As redes sociais em Timor-Leste facilitam a propagação do discurso de ódio. É mais fácil esconder-se atrás do anonimato. E infelizmente, muita gente gosta de ver os outros discutir e insultar-se — isso gera muito engajamento. Mas tudo depende de como usamos as redes sociais. Temos liberdade de expressão, sim, mas não para difamar ou destruir os outros.
Acho que devemos ter uma lei que regule o discurso de ódio — não para limitar as críticas construtivas ou as opiniões bem fundamentadas, mas para nos impedir de usar palavrões, insultos ou termos ofensivos. A liberdade de expressão traz consigo uma grande responsabilidade.
Para combater o discurso de ódio, temos de começar por nós próprios. Precisamos de controlar as nossas emoções e a forma como reagimos quando alguém nos insulta ou fala mal de nós. Às vezes, o melhor é afastarmo-nos de quem nos faz sentir mal, ou então tentar dialogar com essas pessoas, se for possível. Temos de garantir que as nossas palavras não magoam ninguém. As palavras têm poder — usemos esse poder para inspirar e motivar. Sejamos empáticos. Usemos a nossa voz para promover dignidade, inclusão e paz.”
“Os órgãos de comunicação social têm um papel educativo. Devem seguir padrões profissionais e linguísticos adequados, sendo um exemplo para a sociedade”

“O discurso de ódio é uma forma de comunicação orientada para destruir o carácter de outra pessoa e a sua credibilidade, para assim ganhar simpatia do público e conquistar poder, desviando a atenção para os aspetos negativos dos adversários. Isto acontece, muitas vezes, durante períodos de campanha eleitoral ou em sessões de socialização. Costuma-se dizer que é mais comum entre elites, mas, na verdade, o discurso de ódio está presente no dia a dia de muitos, especialmente entre as classes média e baixa.

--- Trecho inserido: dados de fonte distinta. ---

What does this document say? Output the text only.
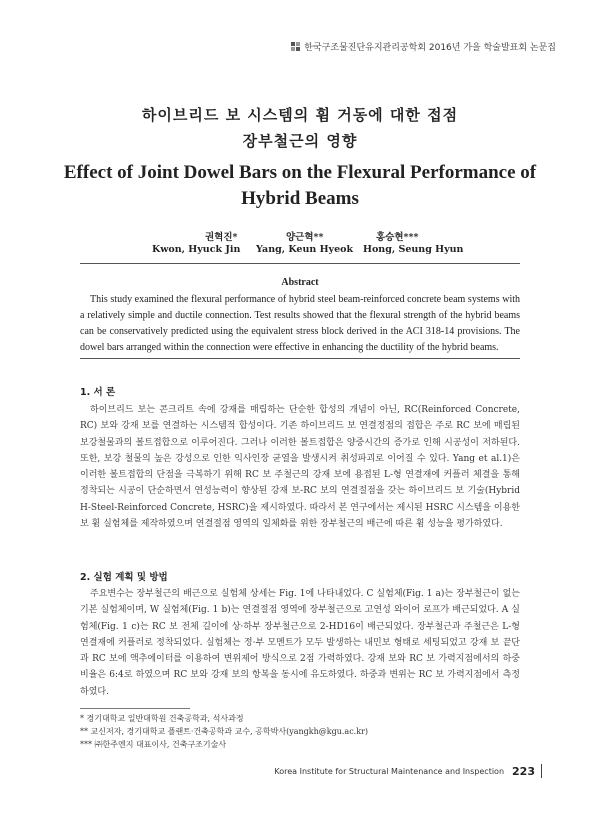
한국구조물진단유지관리공학회 2016년 가을 학술발표회 논문집
하이브리드 보 시스템의 휨 거동에 대한 접점
장부철근의 영향
Effect of Joint Dowel Bars on the Flexural Performance of
Hybrid Beams
권혁진*	양근혁**	홍승현***
Kwon, Hyuck Jin Yang, Keun Hyeok Hong, Seung Hyun
Abstract

This study examined the flexural performance of hybrid steel beam-reinforced concrete beam systems with a relatively simple and ductile connection. Test results showed that the flexural strength of the hybrid beams can be conservatively predicted using the equivalent stress block derived in the ACI 318-14 provisions. The dowel bars arranged within the connection were effective in enhancing the ductility of the hybrid beams.

1. 서 론

하이브리드 보는 콘크리트 속에 강재를 매립하는 단순한 합성의 개념이 아닌, RC(Reinforced Concrete, RC) 보와 강재 보를 연결하는 시스템적 합성이다. 기존 하이브리드 보 연결정점의 접합은 주로 RC 보에 매립된 보강철물과의 볼트접합으로 이루어진다. 그러나 이러한 볼트접합은 양중시간의 증가로 인해 시공성이 저하된다. 또한, 보강 철물의 높은 강성으로 인한 익사인장 균열을 발생시켜 취성파괴로 이어질 수 있다. Yang et al.1)은 이러한 볼트접합의 단점을 극복하기 위해 RC 보 주철근의 강재 보에 용접된 L-형 연결재에 커플러 체결을 통해 정착되는 시공이 단순하면서 연성능력이 향상된 강재 보-RC 보의 연결절점을 갖는 하이브리드 보 기술(Hybrid H-Steel-Reinforced Concrete, HSRC)을 제시하였다. 따라서 본 연구에서는 제시된 HSRC 시스템을 이용한 보 휨 실험체를 제작하였으며 연결절점 영역의 일체화를 위한 장부철근의 배근에 따른 휨 성능을 평가하였다.

2. 실험 계획 및 방법

주요변수는 장부철근의 배근으로 실험체 상세는 Fig. 1에 나타내었다. C 실험체(Fig. 1 a)는 장부철근이 없는 기본 실험체이며, W 실험체(Fig. 1 b)는 연결절점 영역에 장부철근으로 고연성 와이어 로프가 배근되었다. A 실험체(Fig. 1 c)는 RC 보 전체 길이에 상·하부 장부철근으로 2-HD16이 배근되었다. 장부철근과 주철근은 L-형 연결재에 커플러로 정착되었다. 실험체는 정·부 모멘트가 모두 발생하는 내민보 형태로 세팅되었고 강재 보 끝단과 RC 보에 액추에이터를 이용하여 변위제어 방식으로 2점 가력하였다. 강재 보와 RC 보 가력지점에서의 하중비율은 6:4로 하였으며 RC 보와 강재 보의 항복을 동시에 유도하였다. 하중과 변위는 RC 보 가력지점에서 측정하였다.

* 경기대학교 일반대학원 건축공학과, 석사과정
** 교신저자, 경기대학교 플랜트·건축공학과 교수, 공학박사(yangkh@kgu.ac.kr)
*** ㈜한주엔지 대표이사, 건축구조기술사
Korea Institute for Structural Maintenance and Inspection 223
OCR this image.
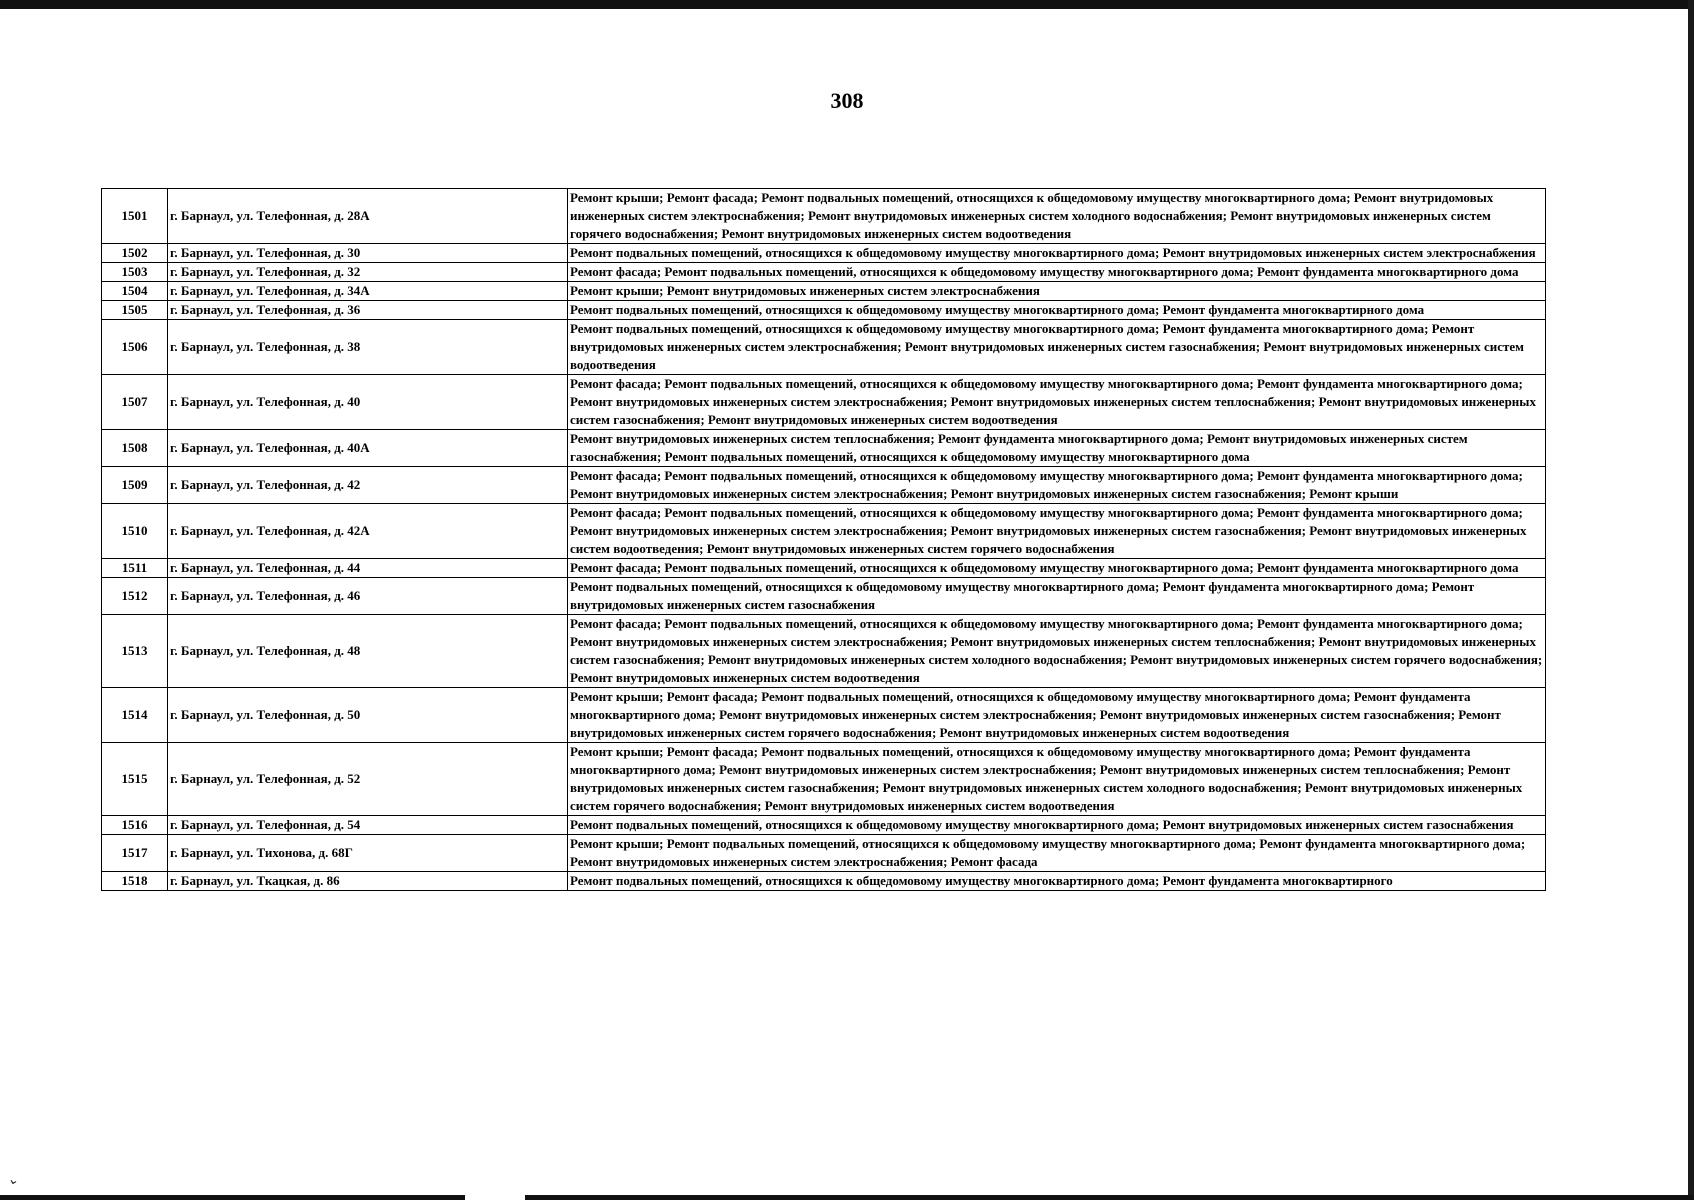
⌄
308
1501	г. Барнаул, ул. Телефонная, д. 28А	Ремонт крыши; Ремонт фасада; Ремонт подвальных помещений, относящихся к общедомовому имуществу многоквартирного дома; Ремонт внутридомовых инженерных систем электроснабжения; Ремонт внутридомовых инженерных систем холодного водоснабжения; Ремонт внутридомовых инженерных систем горячего водоснабжения; Ремонт внутридомовых инженерных систем водоотведения
1502	г. Барнаул, ул. Телефонная, д. 30	Ремонт подвальных помещений, относящихся к общедомовому имуществу многоквартирного дома; Ремонт внутридомовых инженерных систем электроснабжения
1503	г. Барнаул, ул. Телефонная, д. 32	Ремонт фасада; Ремонт подвальных помещений, относящихся к общедомовому имуществу многоквартирного дома; Ремонт фундамента многоквартирного дома
1504	г. Барнаул, ул. Телефонная, д. 34А	Ремонт крыши; Ремонт внутридомовых инженерных систем электроснабжения
1505	г. Барнаул, ул. Телефонная, д. 36	Ремонт подвальных помещений, относящихся к общедомовому имуществу многоквартирного дома; Ремонт фундамента многоквартирного дома
1506	г. Барнаул, ул. Телефонная, д. 38	Ремонт подвальных помещений, относящихся к общедомовому имуществу многоквартирного дома; Ремонт фундамента многоквартирного дома; Ремонт внутридомовых инженерных систем электроснабжения; Ремонт внутридомовых инженерных систем газоснабжения; Ремонт внутридомовых инженерных систем водоотведения
1507	г. Барнаул, ул. Телефонная, д. 40	Ремонт фасада; Ремонт подвальных помещений, относящихся к общедомовому имуществу многоквартирного дома; Ремонт фундамента многоквартирного дома; Ремонт внутридомовых инженерных систем электроснабжения; Ремонт внутридомовых инженерных систем теплоснабжения; Ремонт внутридомовых инженерных систем газоснабжения; Ремонт внутридомовых инженерных систем водоотведения
1508	г. Барнаул, ул. Телефонная, д. 40А	Ремонт внутридомовых инженерных систем теплоснабжения; Ремонт фундамента многоквартирного дома; Ремонт внутридомовых инженерных систем газоснабжения; Ремонт подвальных помещений, относящихся к общедомовому имуществу многоквартирного дома
1509	г. Барнаул, ул. Телефонная, д. 42	Ремонт фасада; Ремонт подвальных помещений, относящихся к общедомовому имуществу многоквартирного дома; Ремонт фундамента многоквартирного дома; Ремонт внутридомовых инженерных систем электроснабжения; Ремонт внутридомовых инженерных систем газоснабжения; Ремонт крыши
1510	г. Барнаул, ул. Телефонная, д. 42А	Ремонт фасада; Ремонт подвальных помещений, относящихся к общедомовому имуществу многоквартирного дома; Ремонт фундамента многоквартирного дома; Ремонт внутридомовых инженерных систем электроснабжения; Ремонт внутридомовых инженерных систем газоснабжения; Ремонт внутридомовых инженерных систем водоотведения; Ремонт внутридомовых инженерных систем горячего водоснабжения
1511	г. Барнаул, ул. Телефонная, д. 44	Ремонт фасада; Ремонт подвальных помещений, относящихся к общедомовому имуществу многоквартирного дома; Ремонт фундамента многоквартирного дома
1512	г. Барнаул, ул. Телефонная, д. 46	Ремонт подвальных помещений, относящихся к общедомовому имуществу многоквартирного дома; Ремонт фундамента многоквартирного дома; Ремонт внутридомовых инженерных систем газоснабжения
1513	г. Барнаул, ул. Телефонная, д. 48	Ремонт фасада; Ремонт подвальных помещений, относящихся к общедомовому имуществу многоквартирного дома; Ремонт фундамента многоквартирного дома; Ремонт внутридомовых инженерных систем электроснабжения; Ремонт внутридомовых инженерных систем теплоснабжения; Ремонт внутридомовых инженерных систем газоснабжения; Ремонт внутридомовых инженерных систем холодного водоснабжения; Ремонт внутридомовых инженерных систем горячего водоснабжения; Ремонт внутридомовых инженерных систем водоотведения
1514	г. Барнаул, ул. Телефонная, д. 50	Ремонт крыши; Ремонт фасада; Ремонт подвальных помещений, относящихся к общедомовому имуществу многоквартирного дома; Ремонт фундамента многоквартирного дома; Ремонт внутридомовых инженерных систем электроснабжения; Ремонт внутридомовых инженерных систем газоснабжения; Ремонт внутридомовых инженерных систем горячего водоснабжения; Ремонт внутридомовых инженерных систем водоотведения
1515	г. Барнаул, ул. Телефонная, д. 52	Ремонт крыши; Ремонт фасада; Ремонт подвальных помещений, относящихся к общедомовому имуществу многоквартирного дома; Ремонт фундамента многоквартирного дома; Ремонт внутридомовых инженерных систем электроснабжения; Ремонт внутридомовых инженерных систем теплоснабжения; Ремонт внутридомовых инженерных систем газоснабжения; Ремонт внутридомовых инженерных систем холодного водоснабжения; Ремонт внутридомовых инженерных систем горячего водоснабжения; Ремонт внутридомовых инженерных систем водоотведения
1516	г. Барнаул, ул. Телефонная, д. 54	Ремонт подвальных помещений, относящихся к общедомовому имуществу многоквартирного дома; Ремонт внутридомовых инженерных систем газоснабжения
1517	г. Барнаул, ул. Тихонова, д. 68Г	Ремонт крыши; Ремонт подвальных помещений, относящихся к общедомовому имуществу многоквартирного дома; Ремонт фундамента многоквартирного дома; Ремонт внутридомовых инженерных систем электроснабжения; Ремонт фасада
1518	г. Барнаул, ул. Ткацкая, д. 86	Ремонт подвальных помещений, относящихся к общедомовому имуществу многоквартирного дома; Ремонт фундамента многоквартирного
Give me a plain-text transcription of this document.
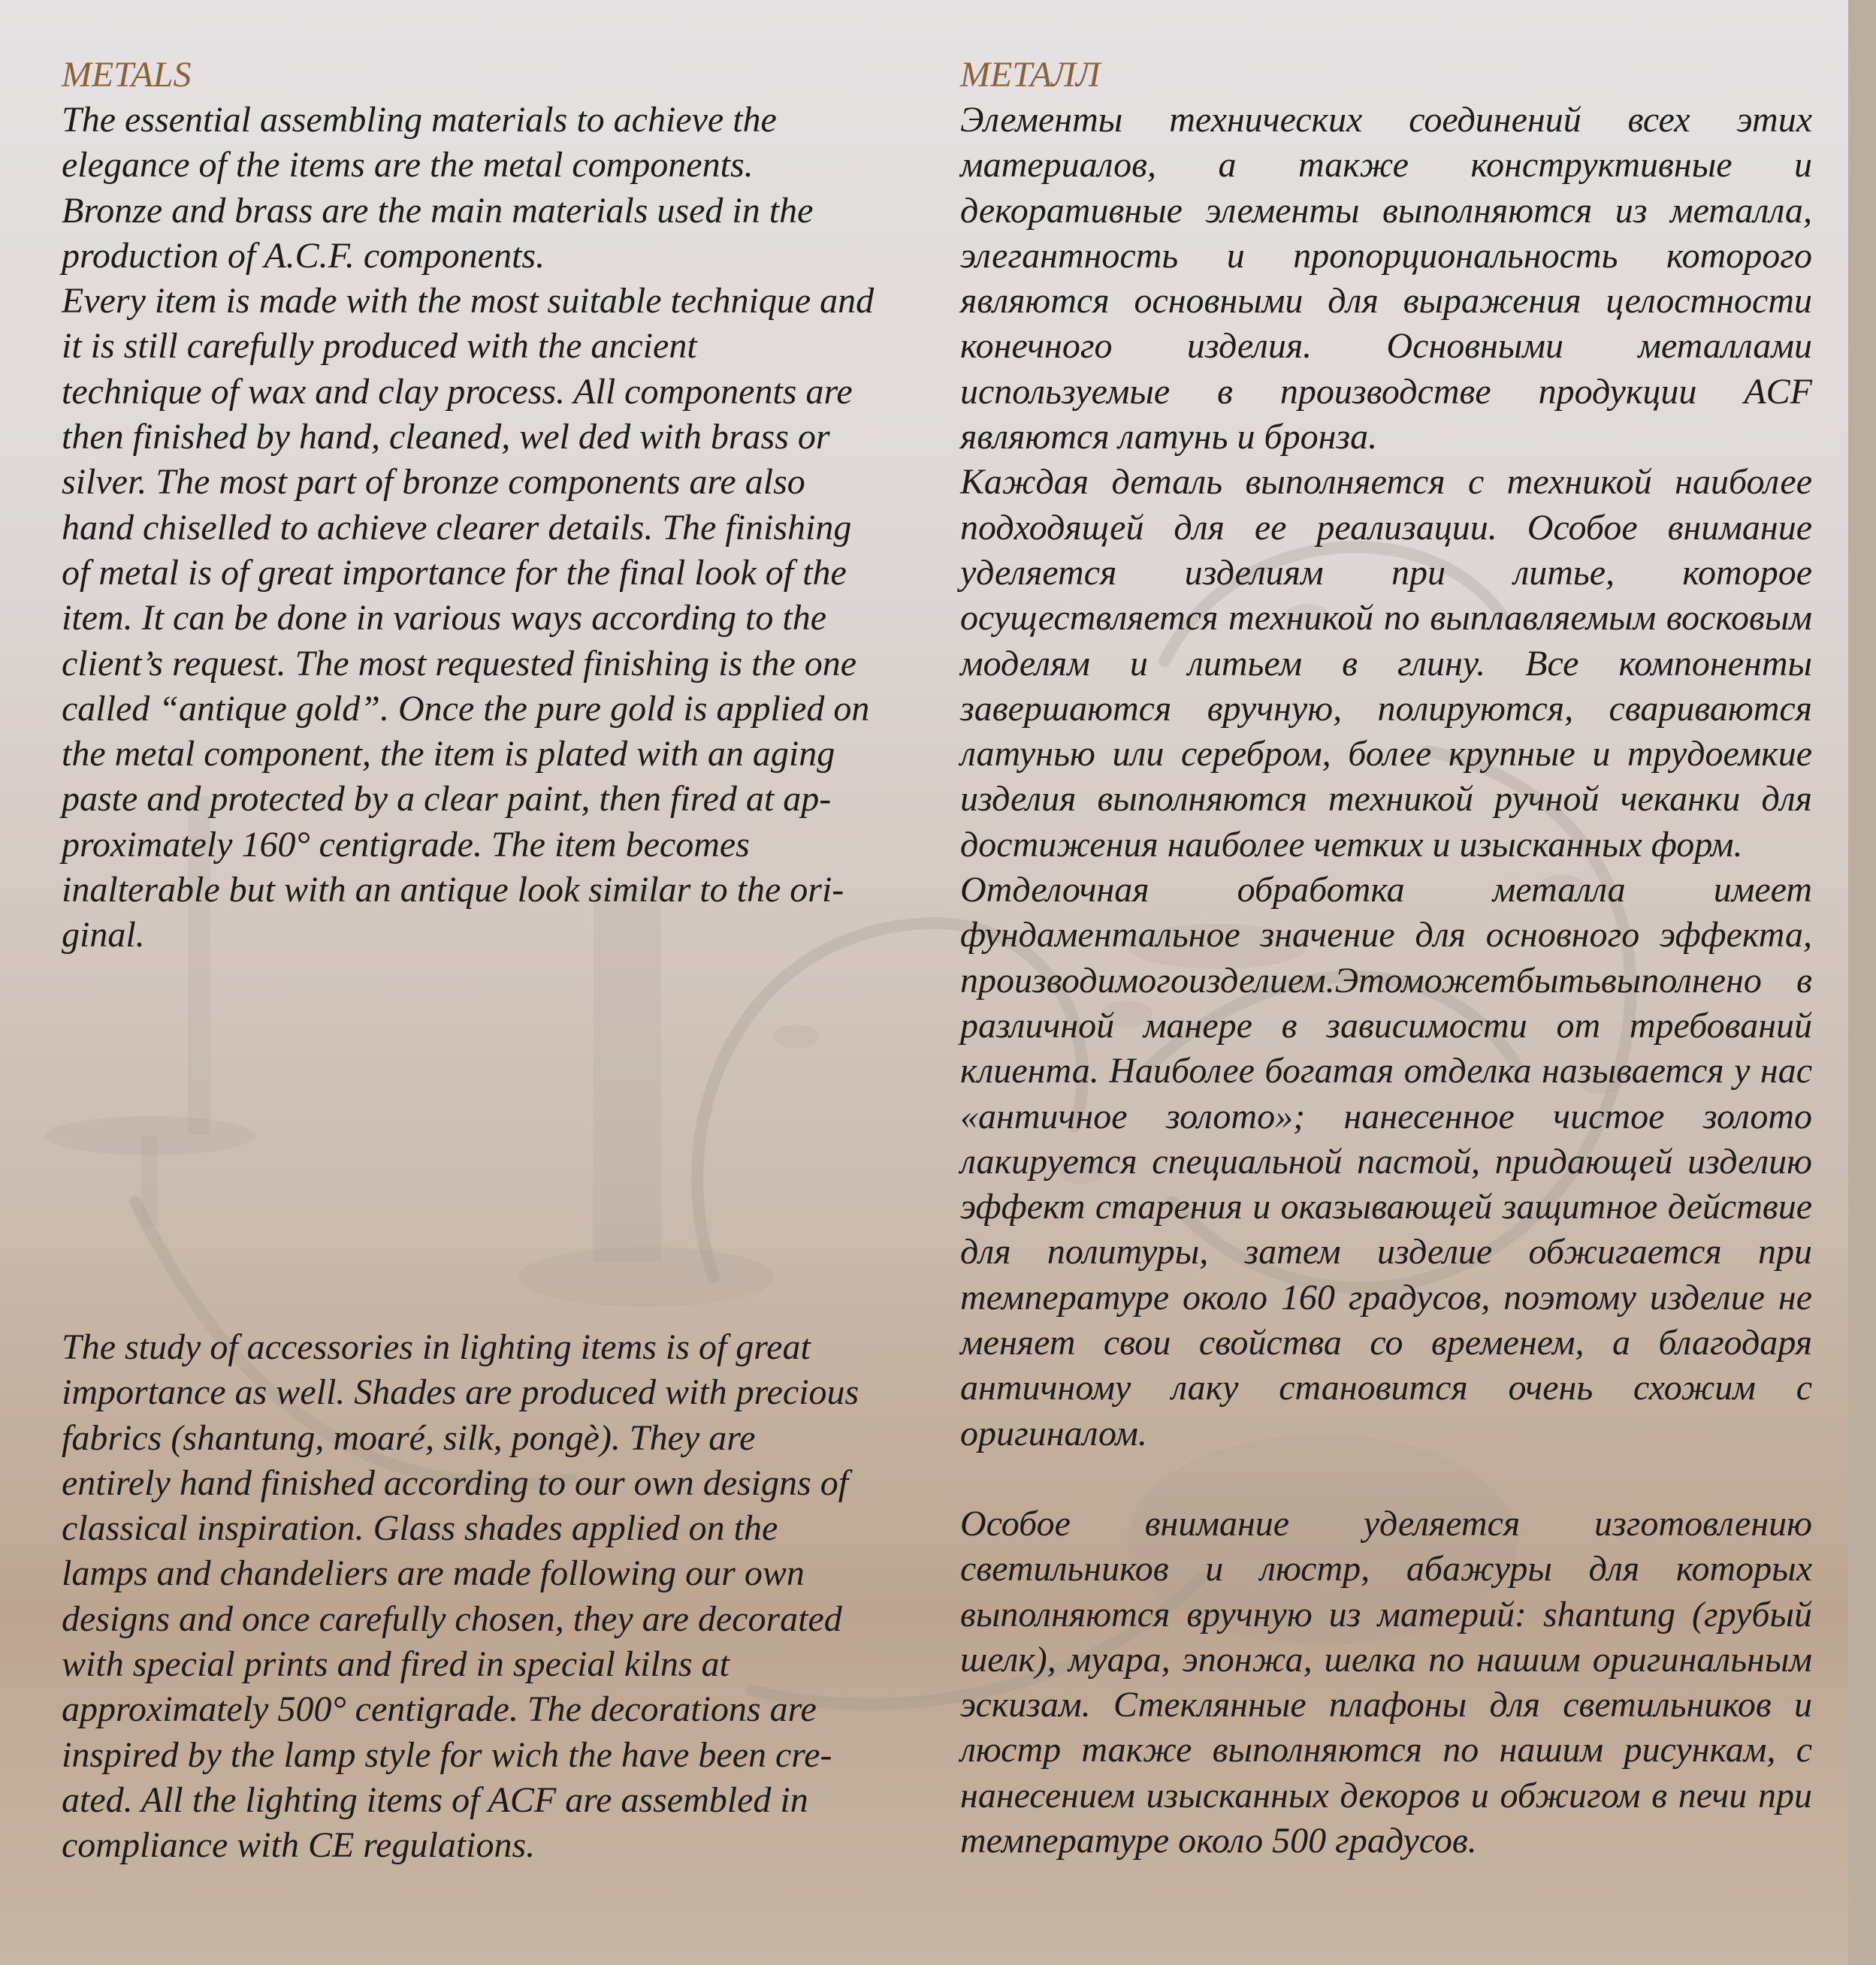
METALS

The essential assembling materials to achieve the
elegance of the items are the metal components.
Bronze and brass are the main materials used in the
production of A.C.F. components.
Every item is made with the most suitable technique and
it is still carefully produced with the ancient
technique of wax and clay process. All components are
then finished by hand, cleaned, wel ded with brass or
silver. The most part of bronze components are also
hand chiselled to achieve clearer details. The finishing
of metal is of great importance for the final look of the
item. It can be done in various ways according to the
client’s request. The most requested finishing is the one
called “antique gold”. Once the pure gold is applied on
the metal component, the item is plated with an aging
paste and protected by a clear paint, then fired at ap-
proximately 160° centigrade. The item becomes
inalterable but with an antique look similar to the ori-
ginal.

The study of accessories in lighting items is of great
importance as well. Shades are produced with precious
fabrics (shantung, moaré, silk, pongè). They are
entirely hand finished according to our own designs of
classical inspiration. Glass shades applied on the
lamps and chandeliers are made following our own
designs and once carefully chosen, they are decorated
with special prints and fired in special kilns at
approximately 500° centigrade. The decorations are
inspired by the lamp style for wich the have been cre-
ated. All the lighting items of ACF are assembled in
compliance with CE regulations.

МЕТАЛЛ

Элементы технических соединений всех этих материалов, а также конструктивные и декоративные элементы выполняются из металла, элегантность и пропорциональность которого являются основными для выражения целостности конечного изделия. Основными металлами используемые в производстве продукции ACF являются латунь и бронза.

Каждая деталь выполняется с техникой наиболее подходящей для ее реализации. Особое внимание уделяется изделиям при литье, которое осуществляется техникой по выплавляемым восковым моделям и литьем в глину. Все компоненты завершаются вручную, полируются, свариваются латунью или серебром, более крупные и трудоемкие изделия выполняются техникой ручной чеканки для достижения наиболее четких и изысканных форм.

Отделочная обработка металла имеет фундаментальное значение для основного эффекта, производимогоизделием.Этоможетбытьвыполнено в различной манере в зависимости от требований клиента. Наиболее богатая отделка называется у нас «античное золото»; нанесенное чистое золото лакируется специальной пастой, придающей изделию эффект старения и оказывающей защитное действие для политуры, затем изделие обжигается при температуре около 160 градусов, поэтому изделие не меняет свои свойства со временем, а благодаря античному лаку становится очень схожим с оригиналом.

Особое внимание уделяется изготовлению светильников и люстр, абажуры для которых выполняются вручную из материй: shantung (грубый шелк), муара, эпонжа, шелка по нашим оригинальным эскизам. Стеклянные плафоны для светильников и люстр также выполняются по нашим рисункам, с нанесением изысканных декоров и обжигом в печи при температуре около 500 градусов.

Nas redes sociais, como o Facebook ou o YouTube, vemos imensos conteúdos com discurso de ódio, porque cada pessoa sente que tem o direito de expressar a sua opinião. O problema é que essa liberdade, muitas vezes, acaba por ser usada para atacar com base na raça, religião, estatuto social, posição de poder, entre outros. E estes conteúdos continuam disponíveis nas plataformas, porque ainda não temos uma legislação específica para lidar com isso, sobretudo uma lei cibernética. Esta ausência afeta a segurança e a paz social.
É por isso fundamental criar uma regulamentação para o uso das plataformas online. Não se trata de limitar a liberdade de expressão, mas sim de garantir que esse direito seja exercido com responsabilidade. Precisamos de promover a literacia mediática, para que a população aprenda a utilizar a internet de forma consciente e a comunicar com respeito. Devemos cultivar uma cultura de pensar antes de falar, de refletir antes de partilhar. Só assim conseguiremos criar um ambiente social mais saudável.
O direito à liberdade de expressão é um direito forte — as pessoas sentem-se à vontade para dizer o que pensam. Mas, muitas vezes, esquecem-se do dever de respeito pelos outros. Por isso, é necessário lembrar constantemente que a liberdade vem acompanhada de responsabilidade. É essencial reduzir o discurso de ódio.
Os órgãos de comunicação social têm um papel educativo. Devem seguir padrões profissionais e linguísticos adequados, sendo um exemplo para a sociedade. Devem usar o seu espaço para ensinar como utilizar as redes sociais de forma consciente, como exercer a liberdade de expressão sem causar danos e como contribuir para uma sociedade mais justa e respeitadora.”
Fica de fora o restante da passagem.